South Africa was fantastic, another brilliant, funny, crazy group of people from all walks of life. Everyone there for different reasons, but all in the same boat, supporting each other, making lifelong friendships, being equally astounded by the capabilities and determination of our tetra riders. Once again, the routes we took each day were amazing, scenic, challenging, out of the ordinary. Having been now on four rides, I see many familiar faces and its incredible how you just pick up where you left off. The group trials, tribulations, triumphs and experience bond you in a way that it is difficult to explain unless you have done it and there is invariably a rather strange down period on the return…..but always the knowledge that there will be another one to sign up for.
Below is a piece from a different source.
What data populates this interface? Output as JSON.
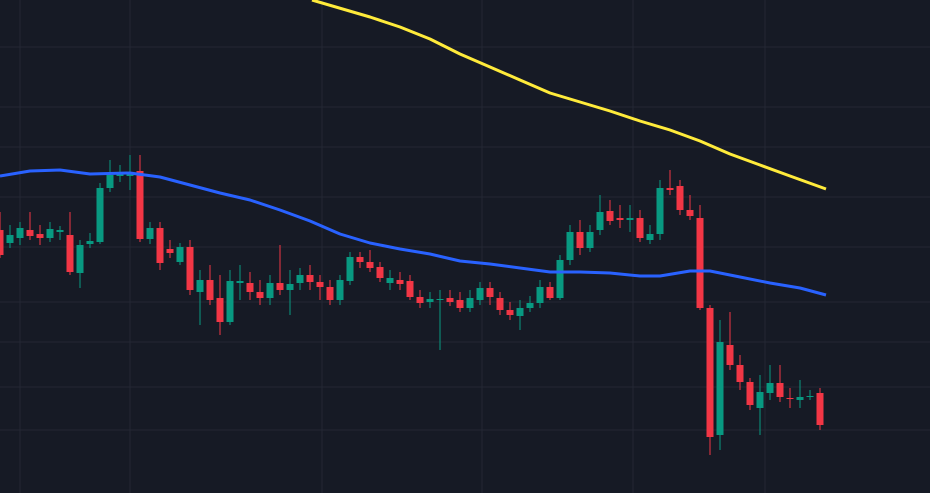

After South Africa I continued with my training and last year completed a significant one day cycling event in the Lakes, alongside another mad person who I met on the ride in South Africa. Many thanks to Alistair for putting his hand up and sharing the literal ups and downs of all six Lake District Passes in the 112 mile Fred Whitton Ride, it would not have been the same on my own.

Inspired to do one last challenge...

And so, inspired to do ‘one last challenge’ I sit here with three weeks to go to Ironman UK. To prove the doctor wrong, I have taken up running, and so far so good. To really do my head in, I had to learn to crawl from scratch. It was, and still is, horrible, but I now know I can get round those 2.4 miles of horror before jumping on my bike for 112 miles. I can’t imagine how I will finish that off with a marathon but somehow I will and if the Gods are smiling and nothing goes wrong I will hopefully be an Ironman in three weeks time.

And none of this would have happened if I hadn't seen that tiny advert and gone out to buy a bike.

My top tip is simply this. If you don’t challenge yourself you will never know what you can achieve. You will never share in what others achieve. Although you’re never too old (49 is a bit ancient to try an Ironman for the first time!) equally, just don’t put it off. As a result of every challenge I have signed up for I feel a little bit more confident, a little bit more epic, a little bit more ‘can do’. And that manifests itself every day in so many situations. 
It’s a no brainer, so just do it, now!